Cela renforce également l’insécurité des réfugiés dont le seul recours est celui des réseaux illégaux de passeurs.
C’est également une violation flagrante du droit d’asile qui doit être accordé sur une base individuelle en prenant en compte les raisons légitimes de craindre pour sa vie dans son pays d’origine, quel qu’il soit.
L’Europe doit agir maintenant
Il faut donc une action immédiate et complète de l’Europe pour soutenir les victimes de multiples crises :
- une augmentation significative des places d’accueil en Europe,
- un soutien financier accru aux autres pays d’accueil
- et une forte implication diplomatique pour mettre fin aux conflits en Syrie, Irak et partout ailleurs.
En aucun cas, ces questions ne devraient pas faire l’objet de négociations et marchandages politiques.

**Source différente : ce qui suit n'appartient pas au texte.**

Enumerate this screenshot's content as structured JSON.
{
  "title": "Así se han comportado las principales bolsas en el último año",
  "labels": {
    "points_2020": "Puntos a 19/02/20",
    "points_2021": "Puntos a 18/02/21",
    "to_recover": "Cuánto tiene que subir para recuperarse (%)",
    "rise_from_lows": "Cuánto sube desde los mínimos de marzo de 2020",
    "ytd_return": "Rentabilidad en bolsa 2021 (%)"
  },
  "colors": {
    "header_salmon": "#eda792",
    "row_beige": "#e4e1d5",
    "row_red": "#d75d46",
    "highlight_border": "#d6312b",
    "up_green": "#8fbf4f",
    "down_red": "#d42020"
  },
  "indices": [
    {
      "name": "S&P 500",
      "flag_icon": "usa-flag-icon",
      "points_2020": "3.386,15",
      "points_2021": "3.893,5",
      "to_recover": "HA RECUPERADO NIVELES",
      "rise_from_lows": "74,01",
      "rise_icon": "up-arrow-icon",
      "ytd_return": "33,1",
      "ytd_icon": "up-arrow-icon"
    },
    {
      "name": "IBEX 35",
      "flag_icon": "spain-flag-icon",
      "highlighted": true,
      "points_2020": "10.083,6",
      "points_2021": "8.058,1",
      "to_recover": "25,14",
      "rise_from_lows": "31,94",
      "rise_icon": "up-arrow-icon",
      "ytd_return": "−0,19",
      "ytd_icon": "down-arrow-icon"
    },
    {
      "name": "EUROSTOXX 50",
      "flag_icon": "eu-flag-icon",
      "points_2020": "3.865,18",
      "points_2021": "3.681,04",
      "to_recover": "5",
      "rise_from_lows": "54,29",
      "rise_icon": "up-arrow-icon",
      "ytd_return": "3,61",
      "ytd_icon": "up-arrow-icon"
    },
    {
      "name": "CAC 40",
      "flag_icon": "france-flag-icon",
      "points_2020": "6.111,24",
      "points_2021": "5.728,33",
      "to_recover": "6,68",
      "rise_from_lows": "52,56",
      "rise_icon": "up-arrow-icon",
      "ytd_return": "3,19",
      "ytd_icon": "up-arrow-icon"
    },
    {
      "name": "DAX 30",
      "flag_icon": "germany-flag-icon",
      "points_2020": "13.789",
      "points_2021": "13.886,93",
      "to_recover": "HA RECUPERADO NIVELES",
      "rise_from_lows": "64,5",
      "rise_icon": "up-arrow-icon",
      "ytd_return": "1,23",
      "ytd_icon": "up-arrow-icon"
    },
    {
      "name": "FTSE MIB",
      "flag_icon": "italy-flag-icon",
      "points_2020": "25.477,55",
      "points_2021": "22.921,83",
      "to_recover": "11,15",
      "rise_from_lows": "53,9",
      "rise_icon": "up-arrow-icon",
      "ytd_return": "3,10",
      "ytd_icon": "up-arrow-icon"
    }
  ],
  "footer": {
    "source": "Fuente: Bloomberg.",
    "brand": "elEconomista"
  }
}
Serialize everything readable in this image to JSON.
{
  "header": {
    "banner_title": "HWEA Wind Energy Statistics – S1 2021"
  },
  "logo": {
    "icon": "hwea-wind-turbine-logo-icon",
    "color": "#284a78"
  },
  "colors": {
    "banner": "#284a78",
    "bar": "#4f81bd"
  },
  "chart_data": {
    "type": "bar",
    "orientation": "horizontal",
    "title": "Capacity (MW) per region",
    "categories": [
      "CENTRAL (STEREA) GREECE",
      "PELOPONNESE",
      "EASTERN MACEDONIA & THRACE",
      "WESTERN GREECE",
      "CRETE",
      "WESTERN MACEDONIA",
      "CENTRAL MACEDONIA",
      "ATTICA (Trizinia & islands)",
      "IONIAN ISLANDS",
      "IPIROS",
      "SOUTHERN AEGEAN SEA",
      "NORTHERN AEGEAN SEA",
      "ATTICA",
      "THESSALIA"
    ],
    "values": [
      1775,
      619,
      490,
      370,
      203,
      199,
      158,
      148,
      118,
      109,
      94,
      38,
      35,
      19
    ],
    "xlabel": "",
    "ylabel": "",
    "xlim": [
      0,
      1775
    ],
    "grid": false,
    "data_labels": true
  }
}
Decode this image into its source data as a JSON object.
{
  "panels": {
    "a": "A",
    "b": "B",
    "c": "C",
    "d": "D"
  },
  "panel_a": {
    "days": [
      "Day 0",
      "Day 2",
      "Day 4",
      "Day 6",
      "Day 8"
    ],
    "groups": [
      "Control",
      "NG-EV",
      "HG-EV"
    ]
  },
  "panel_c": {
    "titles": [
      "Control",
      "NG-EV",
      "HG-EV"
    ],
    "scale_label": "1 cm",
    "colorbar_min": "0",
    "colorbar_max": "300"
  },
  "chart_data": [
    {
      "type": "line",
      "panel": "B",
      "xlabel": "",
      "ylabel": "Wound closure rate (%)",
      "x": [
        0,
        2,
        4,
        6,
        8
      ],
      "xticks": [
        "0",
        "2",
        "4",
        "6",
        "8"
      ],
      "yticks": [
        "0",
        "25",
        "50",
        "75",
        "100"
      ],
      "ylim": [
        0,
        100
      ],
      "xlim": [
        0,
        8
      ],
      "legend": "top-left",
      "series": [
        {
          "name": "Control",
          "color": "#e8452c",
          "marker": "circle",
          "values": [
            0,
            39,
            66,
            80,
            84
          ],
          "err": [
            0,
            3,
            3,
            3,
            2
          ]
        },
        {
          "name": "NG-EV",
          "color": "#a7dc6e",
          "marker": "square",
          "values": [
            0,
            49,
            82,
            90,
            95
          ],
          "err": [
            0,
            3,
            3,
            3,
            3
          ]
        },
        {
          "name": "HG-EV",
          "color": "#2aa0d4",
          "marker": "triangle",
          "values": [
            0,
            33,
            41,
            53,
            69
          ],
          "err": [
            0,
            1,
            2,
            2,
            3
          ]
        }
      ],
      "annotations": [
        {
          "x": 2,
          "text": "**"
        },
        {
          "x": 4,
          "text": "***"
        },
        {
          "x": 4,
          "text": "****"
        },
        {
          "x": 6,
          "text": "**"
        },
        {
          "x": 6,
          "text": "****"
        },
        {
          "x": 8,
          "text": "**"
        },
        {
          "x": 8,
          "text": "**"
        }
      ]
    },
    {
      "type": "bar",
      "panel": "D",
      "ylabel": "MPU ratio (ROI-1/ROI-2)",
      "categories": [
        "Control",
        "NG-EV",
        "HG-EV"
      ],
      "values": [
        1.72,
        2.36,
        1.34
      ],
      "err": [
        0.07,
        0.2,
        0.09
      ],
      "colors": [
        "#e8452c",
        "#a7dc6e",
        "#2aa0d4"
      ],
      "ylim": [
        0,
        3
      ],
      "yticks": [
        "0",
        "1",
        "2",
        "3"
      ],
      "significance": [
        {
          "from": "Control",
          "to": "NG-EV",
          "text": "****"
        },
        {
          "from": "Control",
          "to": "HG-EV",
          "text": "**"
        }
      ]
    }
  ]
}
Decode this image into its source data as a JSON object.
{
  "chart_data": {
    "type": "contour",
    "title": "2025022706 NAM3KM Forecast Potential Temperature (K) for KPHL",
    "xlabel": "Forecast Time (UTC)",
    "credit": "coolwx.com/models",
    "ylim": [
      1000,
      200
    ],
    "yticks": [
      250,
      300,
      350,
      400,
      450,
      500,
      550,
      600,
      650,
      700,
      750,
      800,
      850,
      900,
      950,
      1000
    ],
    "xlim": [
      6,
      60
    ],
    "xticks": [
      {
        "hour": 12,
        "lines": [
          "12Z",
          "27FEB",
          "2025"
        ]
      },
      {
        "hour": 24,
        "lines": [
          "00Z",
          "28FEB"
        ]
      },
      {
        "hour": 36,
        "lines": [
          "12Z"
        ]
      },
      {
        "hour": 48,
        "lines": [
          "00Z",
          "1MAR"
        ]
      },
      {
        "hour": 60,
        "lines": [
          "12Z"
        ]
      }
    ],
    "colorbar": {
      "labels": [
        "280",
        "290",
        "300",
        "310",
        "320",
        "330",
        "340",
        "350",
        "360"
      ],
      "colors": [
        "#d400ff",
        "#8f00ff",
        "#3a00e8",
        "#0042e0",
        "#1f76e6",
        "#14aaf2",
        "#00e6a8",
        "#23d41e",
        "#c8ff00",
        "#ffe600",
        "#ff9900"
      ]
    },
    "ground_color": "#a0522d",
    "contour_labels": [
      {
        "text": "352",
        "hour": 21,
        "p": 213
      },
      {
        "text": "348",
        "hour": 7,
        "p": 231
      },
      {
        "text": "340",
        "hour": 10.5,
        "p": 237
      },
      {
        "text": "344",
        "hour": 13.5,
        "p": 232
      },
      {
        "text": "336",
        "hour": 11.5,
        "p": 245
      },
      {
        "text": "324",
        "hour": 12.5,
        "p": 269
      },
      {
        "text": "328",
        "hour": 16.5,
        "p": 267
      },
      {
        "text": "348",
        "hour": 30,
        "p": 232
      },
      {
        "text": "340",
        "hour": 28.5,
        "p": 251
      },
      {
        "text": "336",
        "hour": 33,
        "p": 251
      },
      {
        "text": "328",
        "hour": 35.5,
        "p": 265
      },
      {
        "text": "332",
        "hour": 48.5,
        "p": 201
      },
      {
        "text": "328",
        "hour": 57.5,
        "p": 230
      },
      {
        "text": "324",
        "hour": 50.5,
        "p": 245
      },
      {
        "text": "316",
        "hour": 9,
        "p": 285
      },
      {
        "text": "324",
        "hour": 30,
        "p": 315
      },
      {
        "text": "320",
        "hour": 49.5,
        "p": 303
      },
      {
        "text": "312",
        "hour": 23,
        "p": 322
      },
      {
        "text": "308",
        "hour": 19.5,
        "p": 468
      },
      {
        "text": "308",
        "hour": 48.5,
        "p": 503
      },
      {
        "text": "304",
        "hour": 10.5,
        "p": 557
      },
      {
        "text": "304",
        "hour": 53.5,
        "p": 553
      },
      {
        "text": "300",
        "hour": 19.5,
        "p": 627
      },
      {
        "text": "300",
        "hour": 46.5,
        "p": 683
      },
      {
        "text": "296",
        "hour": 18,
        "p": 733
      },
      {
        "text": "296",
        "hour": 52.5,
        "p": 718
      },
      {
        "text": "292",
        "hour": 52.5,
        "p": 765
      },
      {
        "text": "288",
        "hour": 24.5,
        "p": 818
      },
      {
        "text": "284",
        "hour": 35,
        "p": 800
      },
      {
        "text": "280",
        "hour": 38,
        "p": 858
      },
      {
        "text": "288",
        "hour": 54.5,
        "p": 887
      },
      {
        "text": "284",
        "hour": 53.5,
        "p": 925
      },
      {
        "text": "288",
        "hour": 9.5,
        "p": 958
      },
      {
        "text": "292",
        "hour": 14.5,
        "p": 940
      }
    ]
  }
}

Or, cette crise humaine est devenue l’un des moyens pour négocier l’adhésion de la Turquie à l'Union européenne.
Que prévoit l’accord entre l’Europe et la Turquie ?
Lundi 7 mars, les pays européens et la Turquie ont posé les bases d'un nouvel accord censé endiguer l'afflux de réfugiés vers l'Europe. Tous les migrants et réfugiés qui sont et arriveront clandestinement en Grèce seront renvoyés en Turquie. Et ce, à condition que les Européens accueillent un nombre égal de réfugiés depuis la Turquie. C’est le principe baptisé « un Syrien pour un Syrien ».
A priori, les migrants économiques seront tous renvoyés dans leur pays d'origine par la Turquie. Les demandeurs d'asile qui souhaitent venir en Europe devront déposer leur requête depuis la Turquie. En échange, la Turquie réclame une aide de 6 milliards d’euros.
La Turquie espère aussi accélérer son intégration dans l'Union européenne et l’Union européenne a également promis d'accélérer la mise en place d'un régime sans visas pour les ressortissants turcs.
Beaucoup de détails restent encore à éclaircir et définir. Une prochaine rencontre aura lieu les 17 et 18 mars à Bruxelles.
Actualisation du 10 mars 2016
La Turquie a rappelé aujourd'hui que les réadmissions de réfugiés et migrants sur son sol ne seraient pas rétroactives, s’appliquant uniquement aux nouvelles arrivées en Grèce.
Les Pays-Bas ont également précisé que le principe « un Syrien pour un Syrien » ne serait que temporaire. Ce plan ayant pour objectif de stopper les traversées illégales et très dangereuses en mer Egée. Le ministre néerlandais de l’immigration a déclaré que l'Europe devrait ensuite discuter avec la Turquie « d’un schéma plus permanent de réinstallation, de partage du fardeau ».